Friday, 27 February 2009

Another Live-in Caregiver Dying of Cancer

Filipiniana News - Rhyme or Reason
13 February 2009

As of this writing, another Filipina live-in caregiver is quietly suffering from advanced stage cancer and has been told that she has less than six months to live.  She and her accompanying family members in the Live-in Caregiver Program (LCP) permanent resident application are likely to be declared medically inadmissible for potentially causing an excessive demand on Canadian health and social services.  She is therefore seeking an exemption from this requirement on humanitarian and compassionate grounds.  

This is happening only about half a year after the highly-publicized case of Juana Tejada who was similarly diagnosed with advanced stage cancer and who was initially refused permanent residence in Canada under the live-in caregiver class.  She and her husband were later granted permanent resident status on humanitarian and compassionate grounds after extensive media coverage and public pressure. 

How many more caregivers will have to suffer a similar fate?  Do these caregivers have to beg the government for humanitarian and compassionate consideration every time one is found to have a serious illness after having completed two years of full time live-in caregiving work in Canadian households?  

These heartbreaking stories only further prove that there is something terribly wrong with the LCP and its concomitant policies.   First of all, it is totally unjust to require caregivers to undergo a second immigration medical examination after their LCP permanent resident applications have been approved in principle.  When these caregivers came to Canada, they have already been required to pass an immigration medical examination before they can be granted a work permit to work under the LCP.  They are then required to perform full time live-in caregiving work for at least two years within three years of arrival in Canada.   Once they have done so and are eligible to apply for PR status for themselves and their families, they are once again required to undergo another immigration medical examination.  This often creates problems as most of the medical issues which render them inadmissible for PR status often only arose in Canada.  The frequency of illnesses found among caregivers at their immigration medical examination, such as various types of cancer, ulcers, anemia, etc., can only lead one to reasonably suspect that the long hours of work, uncertainty in their status, separation from family, and all the stress that go with these, greatly contribute to the deterioration of their health condition.   

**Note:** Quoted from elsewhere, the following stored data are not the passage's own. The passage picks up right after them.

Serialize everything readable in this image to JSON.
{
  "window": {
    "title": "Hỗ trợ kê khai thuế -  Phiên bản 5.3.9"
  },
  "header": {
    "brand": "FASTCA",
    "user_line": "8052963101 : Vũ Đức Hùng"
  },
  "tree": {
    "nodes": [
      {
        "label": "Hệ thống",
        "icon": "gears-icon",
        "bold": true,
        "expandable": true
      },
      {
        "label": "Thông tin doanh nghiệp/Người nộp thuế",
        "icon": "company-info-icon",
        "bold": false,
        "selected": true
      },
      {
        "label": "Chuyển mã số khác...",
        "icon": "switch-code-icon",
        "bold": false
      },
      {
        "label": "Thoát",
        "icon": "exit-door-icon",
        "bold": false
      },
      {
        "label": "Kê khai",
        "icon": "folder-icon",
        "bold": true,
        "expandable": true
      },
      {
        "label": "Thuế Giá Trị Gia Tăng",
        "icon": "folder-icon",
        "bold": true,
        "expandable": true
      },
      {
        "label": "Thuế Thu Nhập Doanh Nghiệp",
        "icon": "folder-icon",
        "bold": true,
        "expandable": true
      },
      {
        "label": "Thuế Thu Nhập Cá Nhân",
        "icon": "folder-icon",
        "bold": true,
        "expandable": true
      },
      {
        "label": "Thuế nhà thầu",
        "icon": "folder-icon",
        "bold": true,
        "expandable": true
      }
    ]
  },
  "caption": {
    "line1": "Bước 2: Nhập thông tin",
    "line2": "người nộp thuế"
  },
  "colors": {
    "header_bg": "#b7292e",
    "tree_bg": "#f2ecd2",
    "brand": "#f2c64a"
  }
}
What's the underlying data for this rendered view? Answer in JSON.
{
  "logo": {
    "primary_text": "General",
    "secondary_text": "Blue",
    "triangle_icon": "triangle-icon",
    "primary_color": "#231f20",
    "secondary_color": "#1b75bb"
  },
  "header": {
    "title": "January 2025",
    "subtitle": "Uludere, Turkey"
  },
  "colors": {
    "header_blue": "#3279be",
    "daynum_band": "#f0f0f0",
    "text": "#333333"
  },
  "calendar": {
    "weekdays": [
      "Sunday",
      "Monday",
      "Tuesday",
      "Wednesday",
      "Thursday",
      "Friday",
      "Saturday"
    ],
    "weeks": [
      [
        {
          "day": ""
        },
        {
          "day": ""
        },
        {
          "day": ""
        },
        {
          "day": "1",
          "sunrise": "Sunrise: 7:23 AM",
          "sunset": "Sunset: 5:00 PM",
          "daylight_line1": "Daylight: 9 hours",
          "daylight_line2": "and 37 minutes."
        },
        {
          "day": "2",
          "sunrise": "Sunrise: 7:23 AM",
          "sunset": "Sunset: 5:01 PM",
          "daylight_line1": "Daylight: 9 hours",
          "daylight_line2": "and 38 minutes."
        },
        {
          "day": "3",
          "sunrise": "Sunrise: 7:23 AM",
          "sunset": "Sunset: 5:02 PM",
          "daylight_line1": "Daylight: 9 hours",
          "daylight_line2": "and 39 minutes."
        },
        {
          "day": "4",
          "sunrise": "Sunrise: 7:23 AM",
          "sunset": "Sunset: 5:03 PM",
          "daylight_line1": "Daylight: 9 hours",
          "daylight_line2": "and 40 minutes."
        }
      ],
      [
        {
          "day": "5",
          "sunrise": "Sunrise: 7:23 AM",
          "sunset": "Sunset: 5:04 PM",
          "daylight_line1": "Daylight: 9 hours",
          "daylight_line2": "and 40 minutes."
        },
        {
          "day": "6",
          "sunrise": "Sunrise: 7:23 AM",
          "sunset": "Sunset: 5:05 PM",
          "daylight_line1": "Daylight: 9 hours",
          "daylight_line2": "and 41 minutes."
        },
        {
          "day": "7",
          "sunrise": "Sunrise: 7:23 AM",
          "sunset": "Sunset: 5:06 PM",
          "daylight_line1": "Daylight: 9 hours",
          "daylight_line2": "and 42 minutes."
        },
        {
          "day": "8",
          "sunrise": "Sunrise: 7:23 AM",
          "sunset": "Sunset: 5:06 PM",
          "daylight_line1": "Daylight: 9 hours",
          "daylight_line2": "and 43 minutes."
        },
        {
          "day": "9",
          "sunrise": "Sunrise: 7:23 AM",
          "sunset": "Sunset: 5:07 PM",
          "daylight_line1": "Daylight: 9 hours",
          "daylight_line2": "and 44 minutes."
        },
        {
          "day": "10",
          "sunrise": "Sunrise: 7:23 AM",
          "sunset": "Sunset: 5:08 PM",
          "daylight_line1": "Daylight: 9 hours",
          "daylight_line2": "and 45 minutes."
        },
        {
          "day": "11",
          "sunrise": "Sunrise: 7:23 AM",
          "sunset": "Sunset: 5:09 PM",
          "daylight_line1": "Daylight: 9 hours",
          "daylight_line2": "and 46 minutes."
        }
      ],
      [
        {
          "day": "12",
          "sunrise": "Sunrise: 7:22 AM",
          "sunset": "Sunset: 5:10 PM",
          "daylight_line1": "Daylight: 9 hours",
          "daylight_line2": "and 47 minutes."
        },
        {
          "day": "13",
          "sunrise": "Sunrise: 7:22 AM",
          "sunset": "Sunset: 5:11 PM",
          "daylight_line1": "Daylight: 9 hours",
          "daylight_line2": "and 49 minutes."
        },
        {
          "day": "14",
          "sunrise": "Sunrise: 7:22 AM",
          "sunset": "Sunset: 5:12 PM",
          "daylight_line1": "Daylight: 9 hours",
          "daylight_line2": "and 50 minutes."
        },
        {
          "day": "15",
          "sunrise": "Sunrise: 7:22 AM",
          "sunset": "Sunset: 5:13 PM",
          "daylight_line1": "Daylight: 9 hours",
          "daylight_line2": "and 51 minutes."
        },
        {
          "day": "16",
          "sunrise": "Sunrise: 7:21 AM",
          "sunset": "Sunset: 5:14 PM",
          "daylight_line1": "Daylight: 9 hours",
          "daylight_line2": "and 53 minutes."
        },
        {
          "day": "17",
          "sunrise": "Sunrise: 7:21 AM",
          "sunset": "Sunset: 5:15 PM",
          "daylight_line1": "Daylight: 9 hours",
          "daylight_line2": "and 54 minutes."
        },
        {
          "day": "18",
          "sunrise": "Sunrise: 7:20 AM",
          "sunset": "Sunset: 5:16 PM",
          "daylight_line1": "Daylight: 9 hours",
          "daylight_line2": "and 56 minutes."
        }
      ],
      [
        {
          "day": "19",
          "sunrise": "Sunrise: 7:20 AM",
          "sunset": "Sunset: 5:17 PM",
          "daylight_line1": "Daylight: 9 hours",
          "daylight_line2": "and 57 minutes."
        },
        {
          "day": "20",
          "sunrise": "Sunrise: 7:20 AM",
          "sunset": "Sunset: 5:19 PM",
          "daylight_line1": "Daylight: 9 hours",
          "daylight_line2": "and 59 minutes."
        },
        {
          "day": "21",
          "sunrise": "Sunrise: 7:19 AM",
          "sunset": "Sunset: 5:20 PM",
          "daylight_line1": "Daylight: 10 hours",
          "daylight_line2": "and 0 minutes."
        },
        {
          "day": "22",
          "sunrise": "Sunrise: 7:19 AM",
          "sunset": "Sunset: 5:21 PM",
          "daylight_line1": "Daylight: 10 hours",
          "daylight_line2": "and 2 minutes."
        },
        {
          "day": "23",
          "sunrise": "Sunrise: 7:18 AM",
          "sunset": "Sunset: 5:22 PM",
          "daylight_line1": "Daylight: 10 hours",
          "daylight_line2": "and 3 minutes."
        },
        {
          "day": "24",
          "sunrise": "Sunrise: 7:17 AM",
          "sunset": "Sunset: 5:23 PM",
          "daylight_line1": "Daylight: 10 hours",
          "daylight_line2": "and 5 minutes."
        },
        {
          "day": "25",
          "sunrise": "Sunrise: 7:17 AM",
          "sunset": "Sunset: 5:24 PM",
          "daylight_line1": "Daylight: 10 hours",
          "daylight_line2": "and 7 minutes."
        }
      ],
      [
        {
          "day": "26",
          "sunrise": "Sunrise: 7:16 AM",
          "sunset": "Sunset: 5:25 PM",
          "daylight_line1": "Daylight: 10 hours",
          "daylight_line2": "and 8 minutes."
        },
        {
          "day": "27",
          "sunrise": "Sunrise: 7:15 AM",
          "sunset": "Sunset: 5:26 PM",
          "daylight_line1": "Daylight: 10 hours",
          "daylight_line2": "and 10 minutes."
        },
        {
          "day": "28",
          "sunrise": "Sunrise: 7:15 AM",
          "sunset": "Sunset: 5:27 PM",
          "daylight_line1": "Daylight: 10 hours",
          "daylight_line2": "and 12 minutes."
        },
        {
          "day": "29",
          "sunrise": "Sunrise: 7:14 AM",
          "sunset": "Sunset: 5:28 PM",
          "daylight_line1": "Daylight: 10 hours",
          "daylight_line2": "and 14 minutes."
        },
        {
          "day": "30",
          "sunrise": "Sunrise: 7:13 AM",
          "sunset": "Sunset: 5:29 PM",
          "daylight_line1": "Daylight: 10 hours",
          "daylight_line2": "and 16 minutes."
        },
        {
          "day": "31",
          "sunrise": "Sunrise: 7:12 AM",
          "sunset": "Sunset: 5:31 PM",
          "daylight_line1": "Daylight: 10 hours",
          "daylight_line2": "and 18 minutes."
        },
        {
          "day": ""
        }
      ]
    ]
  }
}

The requirement of a second immigration medical examination should therefore be eliminated.  Or at the very least, live-in caregivers should be included in the categories which are exempt from being declared inadmissible if their health condition might reasonably be expected to cause excessive demand on health or social services.  At present, the categories which are exempt from the excessive demand requirement are spouses, common-law partners and children who are being sponsored by Canadians or permanent residents, those who are found to be refugees and protected persons.  There is no reason why live-in caregivers cannot also be included in this list, especially considering the often tremendous hardship they have to go through just to satisfy the stringent LCP requirements in obtaining permanent resident status.   

Another problematic health-related issue in these situations is the lack of public health coverage when the live-in caregivers have been approved in principle and are issued open work permits.   Live-in caregivers are provided OHIP coverage while they are on employer-specific work permits (with positive LMOs issued by Service Canada).  However, once they apply for permanent resident status and are issued open work permits, they become disqualified from OHIP coverage because their work permits are not employer-specific.  

This is an erroneous interpretation of Regulation 552 of the Ontario Health Insurance Act  which clearly indicates that LCP participants should be granted OHIP coverage, without distinguishing whether they are on LMO-based or open work permits.  Unfortunately, bureaucrats have interpreted the law differently and have refused OHIP coverage to live-in caregivers on open work permits.   This is simply wrong and must be immediately rectified, for the sake of the many caregivers who find their health condition to have deteriorated due to the highly undesirable working conditions perpetrated by the LCP.

I can go on listing the many problems arising from the LCP.  But I will end here for now as the critical health concerns of dying individuals call for immediate action.  It is about time that the Filipino community work together and unite in knocking on the government’s doors to finally do something about this terribly unjust situation that is affecting many of our kababayans.  Enough is enough.